Condensation

Condensation is caused by moisture in the air. There’s always some moisture in the air, and warm air holds more moisture than cold air.

Condensation happens when the warm, moist air comes into contact with a cold surface, such as windows, mirrors or tiles. It also forms in cold rooms where the air doesn’t move much, such as behind furniture, in corners and in wardrobes.

Although it’s not a problem where it can be wiped away easily, it can cause a problem
when it builds up in areas that are not easily accessible. This can lead to excessive dampness, which can cause mould to grow.

What causes condensation?

There are three main causes of condensation:

  • too much moisture production in your home
  • insufficient ventilation for air to move around
  • difference in temperature ie too hot / too cold

Everyday activities such as breathing, cooking, washing and drying clothes indoors all add moisture to the existing moisture already present in the air.

How much moisture can be produced in your home in a day?
Two people active for one day - 3 pints, Cooking and using a kettle - 6 pints, Having a bath or shower - 2 pints, Washing clothes - 1 pint, Drying clothes - 9 pints

What can condensation do to your home?

Condensation can cause black mould on walls, mildew on curtains and other fabrics, and can even damage plasterwork and rot wooden window frames. Damp, humid conditions can also affect the health of people who have breathing conditions such as asthma or bronchitis.

What can you do to control condensation in your home?

The most important thing to do is to reduce moisture levels in your home. Steps you can take include:

  • Cover boiling pans when you’re cooking and use your extractor fan if you have one.
  • Don’t use your gas /portable heater to heat a room
  • Dry clothes outside
  • Put the cold water in first when running a bath to reduce the amount of steam
  • Close the kitchen and bathroom doors to stop water vapour moving to other parts of your house.
  • Use a cloth to dry condensation on your windows in the morning

Another step to take is to increase ventilation in your home to allow moisture to escape.

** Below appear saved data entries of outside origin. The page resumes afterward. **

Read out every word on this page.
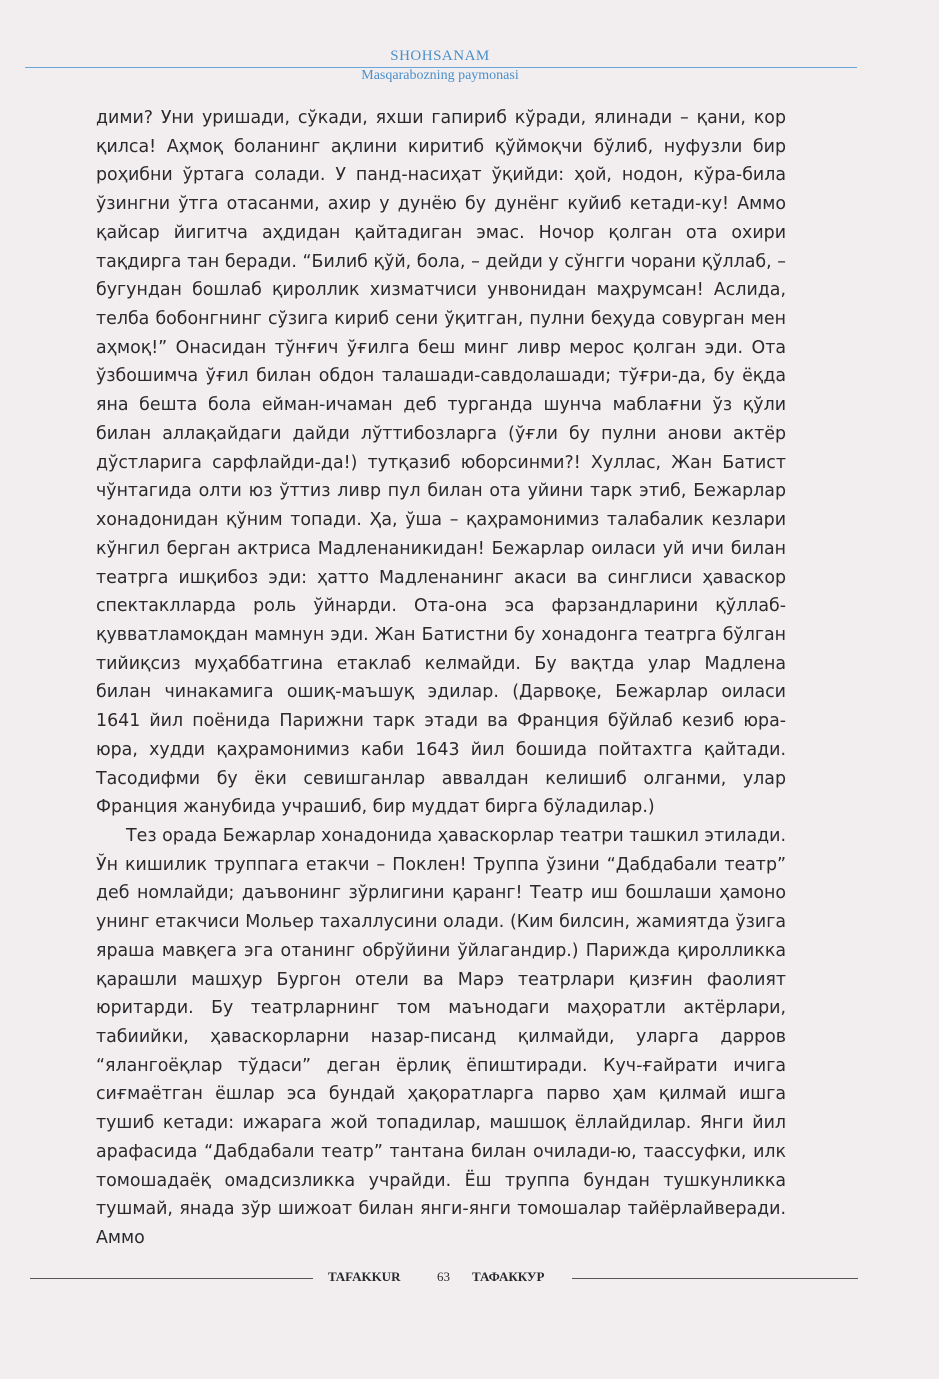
SHOHSANAM
Masqarabozning paymonasi

дими? Уни уришади, сўкади, яхши гапириб кўради, ялинади – қани, кор қилса! Аҳмоқ боланинг ақлини киритиб қўймоқчи бўлиб, нуфузли бир роҳибни ўртага солади. У панд-насиҳат ўқийди: ҳой, нодон, кўра-била ўзингни ўтга отасанми, ахир у дунёю бу дунёнг куйиб кетади-ку! Аммо қайсар йигитча аҳдидан қайтадиган эмас. Ночор қолган ота охири тақдирга тан беради. “Билиб қўй, бола, – дейди у сўнгги чорани қўллаб, – бугундан бошлаб қироллик хизматчиси унвонидан маҳрумсан! Аслида, телба бобонгнинг сўзига кириб сени ўқитган, пулни беҳуда совурган мен аҳмоқ!” Онасидан тўнғич ўғилга беш минг ливр мерос қолган эди. Ота ўзбошимча ўғил билан обдон талашади-савдолашади; тўғри-да, бу ёқда яна бешта бола ейман-ичаман деб турганда шунча маблағни ўз қўли билан аллақайдаги дайди лўттибозларга (ўғли бу пулни анови актёр дўстларига сарфлайди-да!) тутқазиб юборсинми?! Хуллас, Жан Батист чўнтагида олти юз ўттиз ливр пул билан ота уйини тарк этиб, Бежарлар хонадонидан қўним топади. Ҳа, ўша – қаҳрамонимиз талабалик кезлари кўнгил берган актриса Мадленаникидан! Бежарлар оиласи уй ичи билан театрга ишқибоз эди: ҳатто Мадленанинг акаси ва синглиси ҳаваскор спектаклларда роль ўйнарди. Ота-она эса фарзандларини қўллаб-қувватламоқдан мамнун эди. Жан Батистни бу хонадонга театрга бўлган тийиқсиз муҳаббатгина етаклаб келмайди. Бу вақтда улар Мадлена билан чинакамига ошиқ-маъшуқ эдилар. (Дарвоқе, Бежарлар оиласи 1641 йил поёнида Парижни тарк этади ва Франция бўйлаб кезиб юра-юра, худди қаҳрамонимиз каби 1643 йил бошида пойтахтга қайтади. Тасодифми бу ёки севишганлар аввалдан келишиб олганми, улар Франция жанубида учрашиб, бир муддат бирга бўладилар.)

Тез орада Бежарлар хонадонида ҳаваскорлар театри ташкил этилади. Ўн кишилик труппага етакчи – Поклен! Труппа ўзини “Дабдабали театр” деб номлайди; даъвонинг зўрлигини қаранг! Театр иш бошлаши ҳамоно унинг етакчиси Мольер тахаллусини олади. (Ким билсин, жамиятда ўзига яраша мавқега эга отанинг обрўйини ўйлагандир.) Парижда қиролликка қарашли машҳур Бургон отели ва Марэ театрлари қизғин фаолият юритарди. Бу театрларнинг том маънодаги маҳоратли актёрлари, табиийки, ҳаваскорларни назар-писанд қилмайди, уларга дарров “ялангоёқлар тўдаси” деган ёрлиқ ёпиштиради. Куч-ғайрати ичига сиғмаётган ёшлар эса бундай ҳақоратларга парво ҳам қилмай ишга тушиб кетади: ижарага жой топадилар, машшоқ ёллайдилар. Янги йил арафасида “Дабдабали театр” тантана билан очилади-ю, таассуфки, илк томошадаёқ омадсизликка учрайди. Ёш труппа бундан тушкунликка тушмай, янада зўр шижоат билан янги-янги томошалар тайёрлайверади. Аммо

TAFAKKUR	63 ТАФАККУР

  • Open windows when cooking or washing and open them after you’ve had a shower
  • Use extractor fans if you have them
  • Move furniture away from the walls to allow air to circulate
  • Don’t block air vents in walls or floors

Maintaining a constant heat throughout your house also helps reduce condensation. The best way to heat your home is by having steady background heating on throughout the day. Heating one room to a high temperature and leaving other rooms cold makes condensation worse in the unheated rooms. It will also cause issues if the temperature in a room or the whole house changes from warm to cold throughout the day.

This will increase excess moisture which could lead to mould appearing and growing.
This is because each time the room cools down, the moisture in the air settles onto the cold surfaces, such as walls. Keeping your heating on all day on a low heat, will increase the temperature of your walls and reduce the likelihood of condensation forming. However, this can be costly so make sure you keep an eye on your gas and electricity meters.

What can you do to treat mould which has been caused by condensation?

  • Use a fungicidal wash to clean any mould affected walls, ceilings and paintwork. Use a mould and mildew remover which you can usually find in DIY stores. It’s important that you follow the instructions carefully for health and safety reasons. Use a product that carries a Health and Safety Executive (HSE) approved number.
  • Dry-clean mildewed clothes and shampoo carpets. Don’t try to remove mould by using a brush or vacuum cleaner, as this can release spores and increase the risk of breathing problems.
  • After treatment, redecorate using a good-quality fungicidal paint and fungicidal wallpaper paste to help prevent the mould returning. The effect of fungicidal or anti-condensation paint and paste is destroyed if covered with ordinary paint or wallpaper.

But remember – the only lasting cure for severe mould is to get rid of the damp in your home by reducing condensation.

Is my damp being caused by condensation?

Although condensation is a major cause of damp, sometimes dampness can be as a result of other issues. It could be because of leaking internal or external pipes or a roof leak due to broken or missing tiles or gutters, due to a damaged damp proof course.